Au départ Death wish est un roman noir de Brian Garfield (Death wish, 1972) inédit en français. En 1974, Michael Winner le porte à l’écran avec Charles Bronson dans le rôle principal. Énorme succès commercial et polémique sur la scène de l’agression (durant laquelle fait sa toute première apparition à l’écran un certain Jeff Goldblum). Si le film de 1974 a engendré plein de copies « d’exploitation » plus ou moins douteuses, il n’en reste pas moins un excellent drame. Ce qui n’est pas le cas de ses quatre suites bronsonniennes de plus en plus calamiteuses (et nauséabondes).

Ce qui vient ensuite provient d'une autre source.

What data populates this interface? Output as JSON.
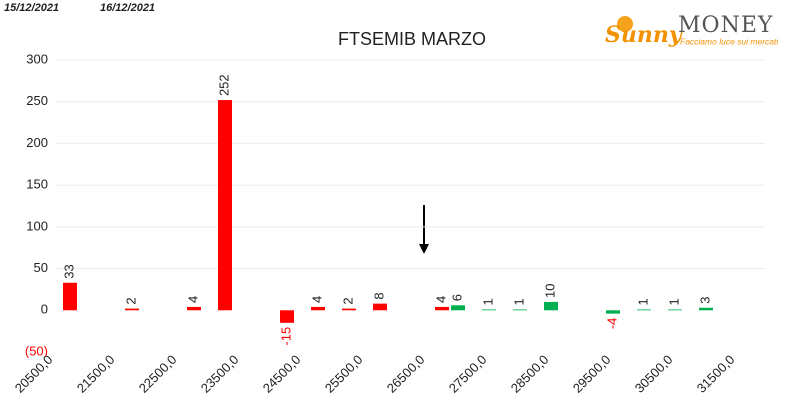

En 2018, Eli Roth – excellent réalisateur de mauvais films (je me comprends) – signe le remake. Dire que je n’en attendais pas grand chose est un euphémisme. Et le résultat est tout à fait conforme à mes attentes. Si Bruce Willis assure dans certaines scènes, il est complètement à côté de la plaque dans d’autres. On ne sent pas vraiment la douleur que la mort de sa femme et le coma de sa fille ont provoqué en lui – le réalisateur compense avec des scènes de psy et des scènes de dépression / canapé. Puis le chirurgien devient un vigilante et, comme on pouvait s’y attendre, Roth ne peut s’empêcher de quitter le drame pour une certaine complaisance qui culmine dans la scène du garage, puis la scène finale du film. Clairement conçu comme une machine à cash légèrement transgressive (ce qu’il ne sera pas au final, le film n’ayant pas marché plus que ça), Death Wish 2018 n’a pas la puissance morale de son modèle de 1974. Le casting est paresseux : Dean Norris en flic pour la millième fois de sa carrière, des antagonistes sans grande saveur. La mise en scène est correcte, sans plus.

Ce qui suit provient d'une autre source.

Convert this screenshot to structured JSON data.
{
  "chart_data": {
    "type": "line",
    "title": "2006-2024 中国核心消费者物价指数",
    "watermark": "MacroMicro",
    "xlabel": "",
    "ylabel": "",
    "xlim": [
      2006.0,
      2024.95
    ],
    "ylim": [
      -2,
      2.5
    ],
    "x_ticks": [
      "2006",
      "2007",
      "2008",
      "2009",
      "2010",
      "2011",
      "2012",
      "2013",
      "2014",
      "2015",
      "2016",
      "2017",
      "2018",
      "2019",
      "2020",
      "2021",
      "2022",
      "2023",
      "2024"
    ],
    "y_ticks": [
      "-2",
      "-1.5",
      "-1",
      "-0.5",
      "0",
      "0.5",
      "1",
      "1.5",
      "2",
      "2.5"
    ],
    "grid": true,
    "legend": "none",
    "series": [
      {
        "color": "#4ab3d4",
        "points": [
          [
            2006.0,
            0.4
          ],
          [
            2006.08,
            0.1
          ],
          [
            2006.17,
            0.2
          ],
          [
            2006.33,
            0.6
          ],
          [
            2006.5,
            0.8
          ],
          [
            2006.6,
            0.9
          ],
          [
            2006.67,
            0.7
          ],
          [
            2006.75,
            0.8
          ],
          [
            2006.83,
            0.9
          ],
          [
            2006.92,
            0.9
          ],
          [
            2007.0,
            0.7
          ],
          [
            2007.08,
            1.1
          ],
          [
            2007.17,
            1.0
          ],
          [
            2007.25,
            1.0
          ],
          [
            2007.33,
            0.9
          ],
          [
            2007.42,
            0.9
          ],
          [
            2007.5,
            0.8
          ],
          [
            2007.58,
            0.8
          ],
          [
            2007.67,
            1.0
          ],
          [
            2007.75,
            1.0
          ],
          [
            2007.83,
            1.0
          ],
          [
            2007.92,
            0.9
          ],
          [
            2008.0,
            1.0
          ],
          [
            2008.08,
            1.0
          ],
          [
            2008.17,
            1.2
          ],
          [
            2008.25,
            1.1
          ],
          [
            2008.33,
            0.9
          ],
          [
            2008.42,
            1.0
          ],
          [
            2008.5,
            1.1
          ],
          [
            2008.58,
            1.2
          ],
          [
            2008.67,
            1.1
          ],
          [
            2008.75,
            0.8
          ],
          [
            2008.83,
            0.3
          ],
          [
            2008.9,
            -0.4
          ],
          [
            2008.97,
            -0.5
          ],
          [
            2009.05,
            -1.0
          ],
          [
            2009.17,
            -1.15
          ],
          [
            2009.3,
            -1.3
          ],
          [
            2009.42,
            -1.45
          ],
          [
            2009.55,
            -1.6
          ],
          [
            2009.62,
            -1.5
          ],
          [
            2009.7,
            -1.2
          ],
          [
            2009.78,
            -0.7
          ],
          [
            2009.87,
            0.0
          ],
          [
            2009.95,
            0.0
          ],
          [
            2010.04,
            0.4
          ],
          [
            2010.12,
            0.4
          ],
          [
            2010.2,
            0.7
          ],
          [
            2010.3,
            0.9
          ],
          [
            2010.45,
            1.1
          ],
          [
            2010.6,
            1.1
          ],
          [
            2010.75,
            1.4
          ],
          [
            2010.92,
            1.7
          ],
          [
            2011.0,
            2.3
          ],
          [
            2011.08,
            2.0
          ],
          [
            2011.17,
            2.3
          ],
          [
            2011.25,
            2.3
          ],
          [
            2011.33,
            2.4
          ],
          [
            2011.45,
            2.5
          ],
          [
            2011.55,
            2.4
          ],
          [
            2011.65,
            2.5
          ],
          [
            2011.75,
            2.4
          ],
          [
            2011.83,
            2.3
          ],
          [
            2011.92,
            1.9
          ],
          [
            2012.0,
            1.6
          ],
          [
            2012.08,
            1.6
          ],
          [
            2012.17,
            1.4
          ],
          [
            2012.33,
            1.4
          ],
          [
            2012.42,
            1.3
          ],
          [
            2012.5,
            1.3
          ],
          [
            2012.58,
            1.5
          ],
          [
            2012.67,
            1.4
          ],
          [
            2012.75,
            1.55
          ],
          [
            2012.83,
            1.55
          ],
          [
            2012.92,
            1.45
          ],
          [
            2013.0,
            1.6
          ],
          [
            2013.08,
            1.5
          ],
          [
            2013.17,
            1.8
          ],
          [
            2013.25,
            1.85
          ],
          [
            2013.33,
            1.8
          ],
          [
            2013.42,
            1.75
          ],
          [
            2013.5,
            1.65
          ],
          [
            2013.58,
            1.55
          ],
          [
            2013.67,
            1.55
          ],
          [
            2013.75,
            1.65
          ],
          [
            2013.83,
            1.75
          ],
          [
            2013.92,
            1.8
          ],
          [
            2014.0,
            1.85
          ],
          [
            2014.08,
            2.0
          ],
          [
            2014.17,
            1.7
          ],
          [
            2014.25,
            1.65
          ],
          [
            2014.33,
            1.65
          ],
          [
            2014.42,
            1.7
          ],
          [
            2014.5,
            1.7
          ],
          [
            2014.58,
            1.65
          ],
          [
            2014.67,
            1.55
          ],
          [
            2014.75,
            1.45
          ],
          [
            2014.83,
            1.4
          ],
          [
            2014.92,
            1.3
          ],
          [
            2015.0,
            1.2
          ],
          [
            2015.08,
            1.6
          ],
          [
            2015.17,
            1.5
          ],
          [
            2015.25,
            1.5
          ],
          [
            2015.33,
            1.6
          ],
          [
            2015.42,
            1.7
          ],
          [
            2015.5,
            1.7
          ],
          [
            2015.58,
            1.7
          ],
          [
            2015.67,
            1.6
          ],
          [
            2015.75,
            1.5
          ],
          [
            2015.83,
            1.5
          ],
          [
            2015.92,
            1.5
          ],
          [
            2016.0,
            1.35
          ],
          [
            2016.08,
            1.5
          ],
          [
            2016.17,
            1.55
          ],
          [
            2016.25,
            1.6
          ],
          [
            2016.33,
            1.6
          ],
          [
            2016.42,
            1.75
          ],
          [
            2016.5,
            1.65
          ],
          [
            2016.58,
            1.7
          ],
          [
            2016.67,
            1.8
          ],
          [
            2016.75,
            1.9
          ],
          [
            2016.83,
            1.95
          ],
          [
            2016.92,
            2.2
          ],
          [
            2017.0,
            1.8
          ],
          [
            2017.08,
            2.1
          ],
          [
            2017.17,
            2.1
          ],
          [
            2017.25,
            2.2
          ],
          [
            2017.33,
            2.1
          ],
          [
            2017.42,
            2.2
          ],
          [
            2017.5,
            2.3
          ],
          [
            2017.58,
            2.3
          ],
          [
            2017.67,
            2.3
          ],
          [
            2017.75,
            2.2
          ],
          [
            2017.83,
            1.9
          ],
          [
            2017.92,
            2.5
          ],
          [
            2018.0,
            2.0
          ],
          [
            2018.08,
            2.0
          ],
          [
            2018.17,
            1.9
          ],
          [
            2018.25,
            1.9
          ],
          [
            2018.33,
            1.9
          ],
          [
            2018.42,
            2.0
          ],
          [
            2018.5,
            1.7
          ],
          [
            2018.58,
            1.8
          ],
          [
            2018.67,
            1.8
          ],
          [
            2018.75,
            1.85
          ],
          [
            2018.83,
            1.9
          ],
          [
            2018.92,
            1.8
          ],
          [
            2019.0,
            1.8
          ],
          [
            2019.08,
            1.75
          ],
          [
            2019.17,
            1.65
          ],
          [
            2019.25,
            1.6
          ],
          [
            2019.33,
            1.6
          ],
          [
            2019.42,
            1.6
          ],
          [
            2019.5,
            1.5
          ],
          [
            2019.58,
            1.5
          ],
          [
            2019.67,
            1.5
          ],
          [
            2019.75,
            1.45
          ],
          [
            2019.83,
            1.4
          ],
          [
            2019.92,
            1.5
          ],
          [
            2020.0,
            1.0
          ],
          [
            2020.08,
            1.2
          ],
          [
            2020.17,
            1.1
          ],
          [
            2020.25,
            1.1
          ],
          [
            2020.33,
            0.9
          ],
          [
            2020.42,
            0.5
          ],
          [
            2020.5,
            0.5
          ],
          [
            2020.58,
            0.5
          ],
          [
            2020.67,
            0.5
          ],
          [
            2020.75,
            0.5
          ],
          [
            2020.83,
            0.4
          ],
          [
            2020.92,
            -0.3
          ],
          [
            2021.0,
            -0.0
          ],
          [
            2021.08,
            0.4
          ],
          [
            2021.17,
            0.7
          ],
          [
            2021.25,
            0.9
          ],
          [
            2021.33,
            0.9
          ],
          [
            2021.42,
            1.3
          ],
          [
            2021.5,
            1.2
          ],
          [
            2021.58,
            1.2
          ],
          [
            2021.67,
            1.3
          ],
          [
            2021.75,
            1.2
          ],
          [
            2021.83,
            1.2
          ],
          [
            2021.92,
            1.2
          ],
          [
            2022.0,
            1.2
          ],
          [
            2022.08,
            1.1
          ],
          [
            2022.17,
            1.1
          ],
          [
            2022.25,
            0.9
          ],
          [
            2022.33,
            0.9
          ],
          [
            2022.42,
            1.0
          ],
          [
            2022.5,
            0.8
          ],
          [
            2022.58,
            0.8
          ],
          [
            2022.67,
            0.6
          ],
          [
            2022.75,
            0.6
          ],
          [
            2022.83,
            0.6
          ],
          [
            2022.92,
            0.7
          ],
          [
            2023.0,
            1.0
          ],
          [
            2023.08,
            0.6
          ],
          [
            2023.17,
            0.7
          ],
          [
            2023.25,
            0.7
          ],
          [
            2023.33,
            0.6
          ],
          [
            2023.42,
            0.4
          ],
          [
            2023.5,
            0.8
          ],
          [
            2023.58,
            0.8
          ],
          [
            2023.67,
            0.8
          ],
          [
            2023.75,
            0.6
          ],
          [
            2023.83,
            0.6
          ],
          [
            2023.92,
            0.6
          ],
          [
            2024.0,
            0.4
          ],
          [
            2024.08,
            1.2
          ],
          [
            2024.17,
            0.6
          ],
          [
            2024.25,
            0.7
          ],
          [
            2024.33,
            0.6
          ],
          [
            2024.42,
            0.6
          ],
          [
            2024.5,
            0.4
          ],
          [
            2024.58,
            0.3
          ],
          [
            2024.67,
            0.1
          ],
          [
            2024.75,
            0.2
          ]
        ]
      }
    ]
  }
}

On notera toutefois quelques qualités : l’interprétation fine de Vincent D’Onofrio, bien meilleur que Willis dans les rares scènes où il apparaît. Kimberly Elise, très convaincante en femme flic. Camila Morrone qui crève l’écran dans le rôle de la fille de Paul Kersey.

Eli Roth se prend les pieds dans le tapis, n’échappe pas au mauvais goût et à l’indécence morale, et rate ce qu’aurait pu être un bon remake de Death Wish à l’heure des réseaux sociaux. En la matière, on préférera et de loin le Night Call de Dan Gilroy.

The Tiger : an old hunter’s tale – Park Hoon-Jung (2016)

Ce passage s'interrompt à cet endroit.